I begin by taking a photo of a moment that is appealing to me, either with a film or digital camera.
Sometimes those images get lost among others, and sometimes they stick out, holding a place in my mind until I put them elsewhere. These photos are the ones I paint, sometimes mixing together the ones that give the same feeling: melancholy, nostalgia, content happiness.
These paintings are most often done in oil paint. I love the density of the paint, feeling the weight of it on my brush. Sometimes, however, I use acrylic instead. One of the paintings in this piece is done in acrylic, which allowed me to capture the candy colored fruit and fluffy frosting that the image presented.
Taking photos on film allows me to have full control over the final product. After processing them I am left with a negative that I can print over and over again, manipulating the size and exposure until it resembles the moment it was taken. Having multiple copies of one specific photo gives me the ability to relive that moment again and again.

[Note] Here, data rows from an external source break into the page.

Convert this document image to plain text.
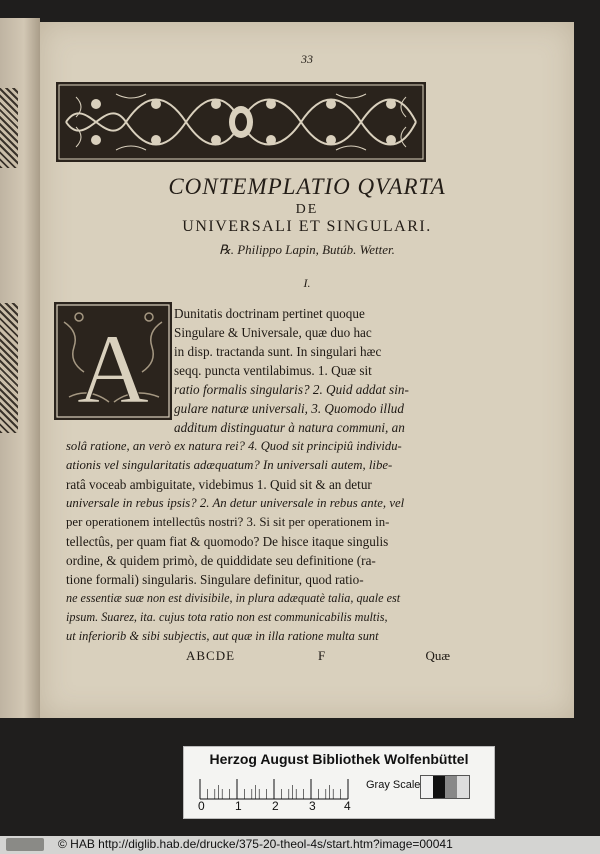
33
CONTEMPLATIO QVARTA
DE
UNIVERSALI ET SINGULARI.
℞. Philippo Lapin, Butúb. Wetter.
I.
A Dunitatis doctrinam pertinet quoque
Singulare & Universale, quæ duo hac
in disp. tractanda sunt. In singulari hæc
seqq. puncta ventilabimus. 1. Quæ sit
ratio formalis singularis? 2. Quid addat sin-
gulare naturæ universali, 3. Quomodo illud
additum distinguatur à natura communi, an
solâ ratione, an verò ex natura rei? 4. Quod sit principiû individu-
ationis vel singularitatis adæquatum? In universali autem, libe-
ratâ voceab ambiguitate, videbimus 1. Quid sit & an detur
universale in rebus ipsis? 2. An detur universale in rebus ante, vel
per operationem intellectûs nostri? 3. Si sit per operationem in-
tellectûs, per quam fiat & quomodo? De hisce itaque singulis
ordine, & quidem primò, de quiddidate seu definitione (ra-
tione formali) singularis. Singulare definitur, quod ratio-
ne essentiæ suæ non est divisibile, in plura adæquatè talia, quale est
ipsum. Suarez, ita. cujus tota ratio non est communicabilis multis,
ut inferiorib & sibi subjectis, aut quæ in illa ratione multa sunt
ABCDE	F	Quæ
Herzog August Bibliothek Wolfenbüttel
0	1	2	3 4
Gray Scale
© HAB http://diglib.hab.de/drucke/375-20-theol-4s/start.htm?image=00041
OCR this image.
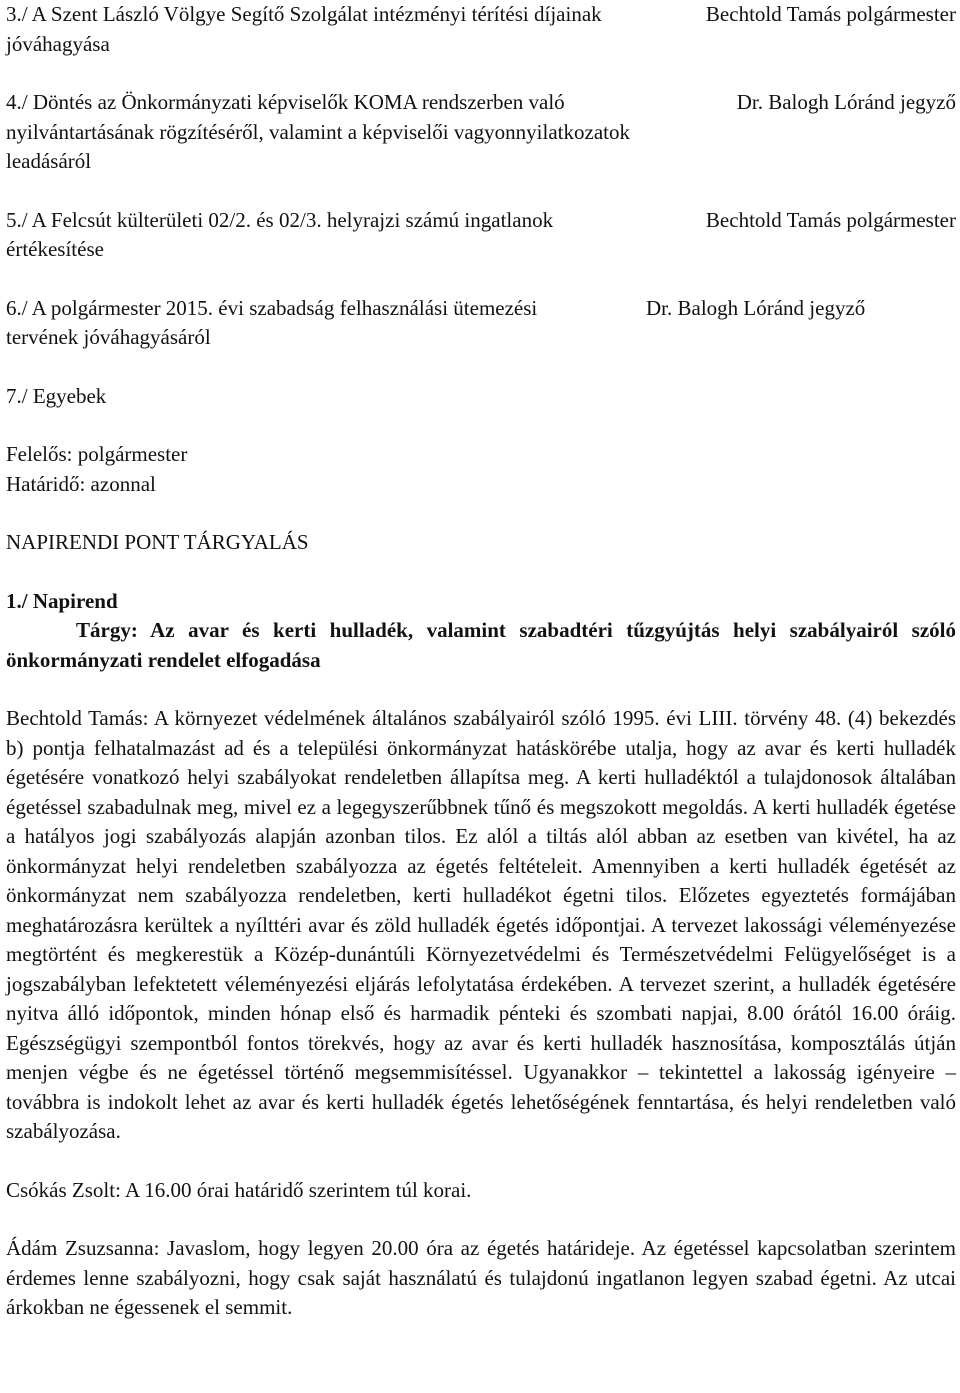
3./ A Szent László Völgye Segítő Szolgálat intézményi térítési díjainak jóváhagyása
Bechtold Tamás polgármester
4./ Döntés az Önkormányzati képviselők KOMA rendszerben való nyilvántartásának rögzítéséről, valamint a képviselői vagyonnyilatkozatok leadásáról
Dr. Balogh Lóránd jegyző
5./ A Felcsút külterületi 02/2. és 02/3. helyrajzi számú ingatlanok értékesítése
Bechtold Tamás polgármester
6./ A polgármester 2015. évi szabadság felhasználási ütemezési tervének jóváhagyásáról
Dr. Balogh Lóránd jegyző
7./ Egyebek
Felelős: polgármester
Határidő: azonnal
NAPIRENDI PONT TÁRGYALÁS
1./ Napirend
Tárgy: Az avar és kerti hulladék, valamint szabadtéri tűzgyújtás helyi szabályairól szóló önkormányzati rendelet elfogadása
Bechtold Tamás: A környezet védelmének általános szabályairól szóló 1995. évi LIII. törvény 48. (4) bekezdés b) pontja felhatalmazást ad és a települési önkormányzat hatáskörébe utalja, hogy az avar és kerti hulladék égetésére vonatkozó helyi szabályokat rendeletben állapítsa meg. A kerti hulladéktól a tulajdonosok általában égetéssel szabadulnak meg, mivel ez a legegyszerűbbnek tűnő és megszokott megoldás. A kerti hulladék égetése a hatályos jogi szabályozás alapján azonban tilos. Ez alól a tiltás alól abban az esetben van kivétel, ha az önkormányzat helyi rendeletben szabályozza az égetés feltételeit. Amennyiben a kerti hulladék égetését az önkormányzat nem szabályozza rendeletben, kerti hulladékot égetni tilos. Előzetes egyeztetés formájában meghatározásra kerültek a nyílttéri avar és zöld hulladék égetés időpontjai. A tervezet lakossági véleményezése megtörtént és megkerestük a Közép-dunántúli Környezetvédelmi és Természetvédelmi Felügyelőséget is a jogszabályban lefektetett véleményezési eljárás lefolytatása érdekében. A tervezet szerint, a hulladék égetésére nyitva álló időpontok, minden hónap első és harmadik pénteki és szombati napjai, 8.00 órától 16.00 óráig. Egészségügyi szempontból fontos törekvés, hogy az avar és kerti hulladék hasznosítása, komposztálás útján menjen végbe és ne égetéssel történő megsemmisítéssel. Ugyanakkor – tekintettel a lakosság igényeire – továbbra is indokolt lehet az avar és kerti hulladék égetés lehetőségének fenntartása, és helyi rendeletben való szabályozása.
Csókás Zsolt: A 16.00 órai határidő szerintem túl korai.
Ádám Zsuzsanna: Javaslom, hogy legyen 20.00 óra az égetés határideje. Az égetéssel kapcsolatban szerintem érdemes lenne szabályozni, hogy csak saját használatú és tulajdonú ingatlanon legyen szabad égetni. Az utcai árkokban ne égessenek el semmit.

By printing and painting these moments, they are solidified and made into something I can touch, something I can’t forget.
Grace Smith
Highschool of Art and design
Being
My artwork reflects societal standards placed onto black women. The standard for black women in the media and in general is higher than others and we get less than others as well. To be more “presentable” and to have this standard of what is considered presentable higher and stricter. To convey this, I wanted to use bright colors to contrast the reality and systemic issues that caused this. The final product slightly differs, in the faces and painting style, from the original sketch but it still represents the point I wanted to make. Using Acrylics contributed to this and helped the process.